La Fédération de l'aluminium (ALFED) a officiellement soumis une réponse détaillée à la consultation du gouvernement britannique sur le programme britannique de compétitivité industrielle (BICS). Cette réponse a été élaborée à la suite de discussions approfondies avec l'ensemble des acteurs de la filière aluminium – producteurs, recycleurs, transformateurs et fabricants – lors d'une table ronde spéciale organisée conjointement avec Leyton.
Le programme BICS vise à réduire les coûts de la politique énergétique pour les industries énergivores. Cependant, les membres d'ALFED ont souligné que la proposition actuelle ne tient pas compte de la structure unique de la chaîne de valeur et des caractéristiques de consommation énergétique du secteur de l'aluminium. La contribution de la fédération met en lumière ces inadéquations et appelle à des révisions majeures du programme afin de garantir un soutien équitable et efficace.

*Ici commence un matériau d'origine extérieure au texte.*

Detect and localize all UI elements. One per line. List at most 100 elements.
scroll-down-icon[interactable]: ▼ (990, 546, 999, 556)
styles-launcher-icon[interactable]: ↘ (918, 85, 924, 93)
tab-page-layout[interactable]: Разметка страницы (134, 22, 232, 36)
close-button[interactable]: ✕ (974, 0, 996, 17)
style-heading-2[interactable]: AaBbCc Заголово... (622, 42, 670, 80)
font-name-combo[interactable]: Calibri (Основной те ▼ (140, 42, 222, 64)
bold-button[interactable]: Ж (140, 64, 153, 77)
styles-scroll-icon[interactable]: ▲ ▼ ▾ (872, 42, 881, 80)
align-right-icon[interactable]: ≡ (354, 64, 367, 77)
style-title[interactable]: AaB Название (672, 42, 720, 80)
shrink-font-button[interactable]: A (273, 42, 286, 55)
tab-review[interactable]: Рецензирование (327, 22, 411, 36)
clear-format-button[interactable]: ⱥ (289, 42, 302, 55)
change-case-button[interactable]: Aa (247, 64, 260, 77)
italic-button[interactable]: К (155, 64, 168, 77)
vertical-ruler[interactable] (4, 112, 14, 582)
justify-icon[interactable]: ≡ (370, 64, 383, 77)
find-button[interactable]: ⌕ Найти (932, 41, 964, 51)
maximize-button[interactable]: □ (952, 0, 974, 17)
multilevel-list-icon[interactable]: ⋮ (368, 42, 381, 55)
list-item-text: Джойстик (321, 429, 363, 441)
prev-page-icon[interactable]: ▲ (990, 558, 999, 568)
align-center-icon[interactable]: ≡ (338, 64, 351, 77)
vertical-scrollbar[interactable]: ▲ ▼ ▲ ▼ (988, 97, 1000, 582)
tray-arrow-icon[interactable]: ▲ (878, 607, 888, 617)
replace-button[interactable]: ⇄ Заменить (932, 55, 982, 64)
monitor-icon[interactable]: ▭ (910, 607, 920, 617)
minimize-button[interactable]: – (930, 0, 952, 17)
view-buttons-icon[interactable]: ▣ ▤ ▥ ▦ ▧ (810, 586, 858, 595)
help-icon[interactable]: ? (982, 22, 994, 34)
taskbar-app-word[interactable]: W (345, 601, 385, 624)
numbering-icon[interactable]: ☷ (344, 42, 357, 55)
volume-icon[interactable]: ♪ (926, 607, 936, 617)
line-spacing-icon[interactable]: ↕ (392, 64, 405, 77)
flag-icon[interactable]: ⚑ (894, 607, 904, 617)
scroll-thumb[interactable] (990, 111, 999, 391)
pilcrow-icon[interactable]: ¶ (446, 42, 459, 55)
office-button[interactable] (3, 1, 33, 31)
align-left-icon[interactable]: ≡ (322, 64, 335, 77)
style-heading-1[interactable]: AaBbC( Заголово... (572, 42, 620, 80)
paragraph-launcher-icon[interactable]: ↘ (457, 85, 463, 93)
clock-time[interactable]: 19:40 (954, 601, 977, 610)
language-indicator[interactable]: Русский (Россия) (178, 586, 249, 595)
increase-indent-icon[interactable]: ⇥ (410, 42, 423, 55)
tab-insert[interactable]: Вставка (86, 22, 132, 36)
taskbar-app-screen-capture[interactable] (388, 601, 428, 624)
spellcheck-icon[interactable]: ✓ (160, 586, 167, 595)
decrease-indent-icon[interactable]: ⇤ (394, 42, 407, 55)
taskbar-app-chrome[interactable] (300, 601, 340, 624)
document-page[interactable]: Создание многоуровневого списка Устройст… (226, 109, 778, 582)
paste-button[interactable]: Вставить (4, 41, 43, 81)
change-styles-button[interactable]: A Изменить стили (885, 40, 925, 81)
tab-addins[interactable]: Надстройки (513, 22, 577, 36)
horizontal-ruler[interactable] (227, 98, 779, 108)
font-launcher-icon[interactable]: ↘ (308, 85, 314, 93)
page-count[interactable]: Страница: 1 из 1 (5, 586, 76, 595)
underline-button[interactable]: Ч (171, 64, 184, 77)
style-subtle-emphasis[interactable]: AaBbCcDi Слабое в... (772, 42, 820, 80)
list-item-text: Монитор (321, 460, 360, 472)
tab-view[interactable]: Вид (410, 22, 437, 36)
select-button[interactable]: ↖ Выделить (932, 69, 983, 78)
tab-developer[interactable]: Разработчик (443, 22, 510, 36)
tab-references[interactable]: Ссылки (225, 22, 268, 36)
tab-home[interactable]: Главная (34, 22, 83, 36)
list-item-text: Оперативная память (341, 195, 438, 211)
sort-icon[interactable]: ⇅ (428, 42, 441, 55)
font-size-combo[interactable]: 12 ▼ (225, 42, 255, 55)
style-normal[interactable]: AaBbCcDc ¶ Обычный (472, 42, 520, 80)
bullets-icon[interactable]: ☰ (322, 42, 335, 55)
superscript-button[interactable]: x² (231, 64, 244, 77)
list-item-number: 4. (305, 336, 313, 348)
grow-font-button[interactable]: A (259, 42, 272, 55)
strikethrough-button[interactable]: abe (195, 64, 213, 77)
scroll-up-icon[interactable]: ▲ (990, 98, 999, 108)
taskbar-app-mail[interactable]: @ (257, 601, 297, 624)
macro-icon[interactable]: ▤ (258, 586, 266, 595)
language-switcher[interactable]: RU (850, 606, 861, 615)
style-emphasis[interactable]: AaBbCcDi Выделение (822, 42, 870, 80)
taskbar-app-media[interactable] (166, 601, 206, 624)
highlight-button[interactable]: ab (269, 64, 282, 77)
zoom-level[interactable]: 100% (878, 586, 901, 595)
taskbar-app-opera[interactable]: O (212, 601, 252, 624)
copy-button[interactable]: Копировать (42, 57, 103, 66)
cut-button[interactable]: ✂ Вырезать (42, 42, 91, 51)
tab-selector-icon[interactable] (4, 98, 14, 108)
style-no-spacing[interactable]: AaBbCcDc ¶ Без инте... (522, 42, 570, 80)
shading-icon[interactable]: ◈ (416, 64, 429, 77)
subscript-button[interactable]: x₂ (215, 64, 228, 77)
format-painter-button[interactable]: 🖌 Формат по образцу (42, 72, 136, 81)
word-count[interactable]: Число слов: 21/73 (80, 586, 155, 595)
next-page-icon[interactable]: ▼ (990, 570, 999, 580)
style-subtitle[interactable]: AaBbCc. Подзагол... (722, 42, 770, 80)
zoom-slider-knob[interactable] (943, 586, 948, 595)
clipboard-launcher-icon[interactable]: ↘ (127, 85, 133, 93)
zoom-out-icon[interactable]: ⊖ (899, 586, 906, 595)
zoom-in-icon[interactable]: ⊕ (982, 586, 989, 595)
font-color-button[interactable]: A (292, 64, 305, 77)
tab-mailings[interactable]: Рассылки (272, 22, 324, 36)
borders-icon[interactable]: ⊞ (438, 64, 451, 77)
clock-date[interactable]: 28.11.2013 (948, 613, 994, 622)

L'une des principales revendications des membres est l'élargissement des critères d'éligibilité au BICS. De nombreuses entreprises de transformation de l'aluminium en aval, telles que celles qui effectuent des opérations de polissage, d'anodisation, de revêtement, de découpe, de pliage, de forgeage et de fonderie, sont très énergivores mais ne relèvent pas des codes SIC et SH spécifiés dans la proposition du gouvernement. L'ALFED a souligné que ces procédés intermédiaires sont essentiels à la fabrication de l'aluminium et doivent être inclus pour que le BICS reflète la réalité du secteur.
Les recycleurs et les transformateurs de déchets sont également apparus comme un point central des discussions. Les acteurs du secteur ont averti que leur exclusion nuirait aux efforts du Royaume-Uni en matière de rétention des déchets d'aluminium et compromettrait les objectifs nationaux d'économie circulaire, la préparation, le tri et le traitement des déchets étant des opérations énergivores et essentielles à la circularité. ALFED a donc demandé que les recycleurs soient explicitement inclus dans la liste des entités éligibles au programme.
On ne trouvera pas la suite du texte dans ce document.